An increase in the incidence of myositis and myopathy was reported in patients taking other HMG-CoA reductase inhibitors in combination with fibrin acid derivatives, including gemfibrozil, cyclosporine, nicotinic acid in lipid-lowering doses, azole antifungal agents, HIV protease inhibitors and macrolide antibiotics. Gemfibrozil increases the risk of myopathy in combination with certain inhibitors of HMG-CoA reductase. Thus, the simultaneous use of rosuvastatin and gemfibrozil is not recommended. The balance of risk and potential benefit should be carefully weighed when rosuvastatin is used together with fibrates or nicotinic acid in lipid-lowering doses.

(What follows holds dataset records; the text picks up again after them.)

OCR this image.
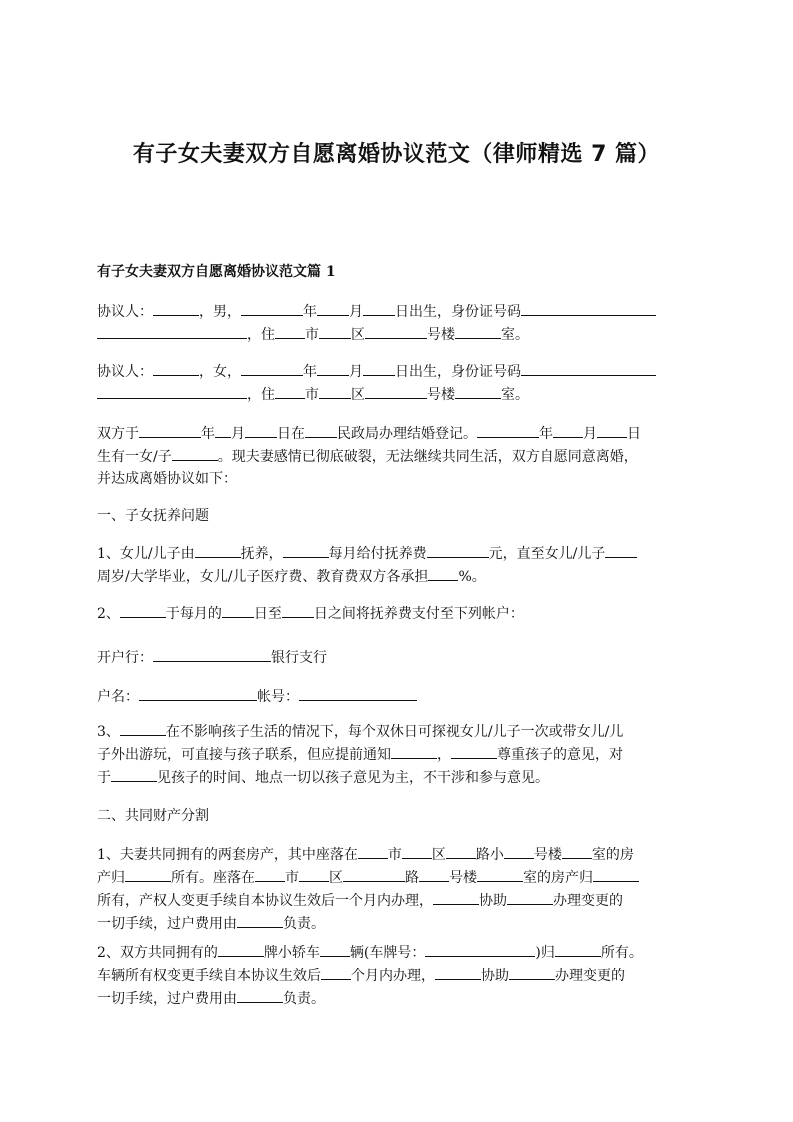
有子女夫妻双方自愿离婚协议范文（律师精选 7 篇）
有子女夫妻双方自愿离婚协议范文篇 1
协议人：	，男，	年 月 日出生，身份证号码
，住 市 区	号楼	室。
协议人：	，女，	年 月 日出生，身份证号码
，住 市 区	号楼	室。
双方于	年 月 日在 民政局办理结婚登记。	年 月 日
生有一女/子	。现夫妻感情已彻底破裂，无法继续共同生活，双方自愿同意离婚，
并达成离婚协议如下：
一、子女抚养问题
1、女儿/儿子由	抚养，	每月给付抚养费	元，直至女儿/儿子
周岁/大学毕业，女儿/儿子医疗费、教育费双方各承担 %。
2、	于每月的 日至 日之间将抚养费支付至下列帐户：
开户行：	银行支行
户名：	帐号：
3、	在不影响孩子生活的情况下，每个双休日可探视女儿/儿子一次或带女儿/儿
子外出游玩，可直接与孩子联系，但应提前通知	，	尊重孩子的意见，对
于	见孩子的时间、地点一切以孩子意见为主，不干涉和参与意见。
二、共同财产分割
1、夫妻共同拥有的两套房产，其中座落在 市 区 路小 号楼 室的房
产归	所有。座落在 市 区	路 号楼	室的房产归
所有，产权人变更手续自本协议生效后一个月内办理，	协助	办理变更的
一切手续，过户费用由	负责。
2、双方共同拥有的	牌小轿车 辆(车牌号：	)归	所有。
车辆所有权变更手续自本协议生效后 个月内办理，	协助	办理变更的
一切手续，过户费用由	负责。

It is recommended to determine the indicators of liver function before the start of therapy and 3 months after the start of therapy. If the activity of liver transaminases in serum is 3 times higher than the upper limit of normal, the dose of the drug should be reduced or discontinued.

With a combination of hypercholesterolemia and hypothyroidism or nephrotic syndrome, the treatment of major diseases should be carried out before starting treatment with rosuvastatin.

There was an increase in the plasma concentration of rosuvastatin in patients of the Asian race compared with patients of the European race.

In patients with a blood glucose concentration of 5.6 to 6.9 mmol / l, rosuvastatin therapy was associated with an increased risk of developing type 2 diabetes.

Women of reproductive age should use adequate methods of contraception.

During treatment, dizziness, weakness may occur, so care must be taken when driving and engaging in other potentially hazardous activities that require increased concentration and psychomotor speed.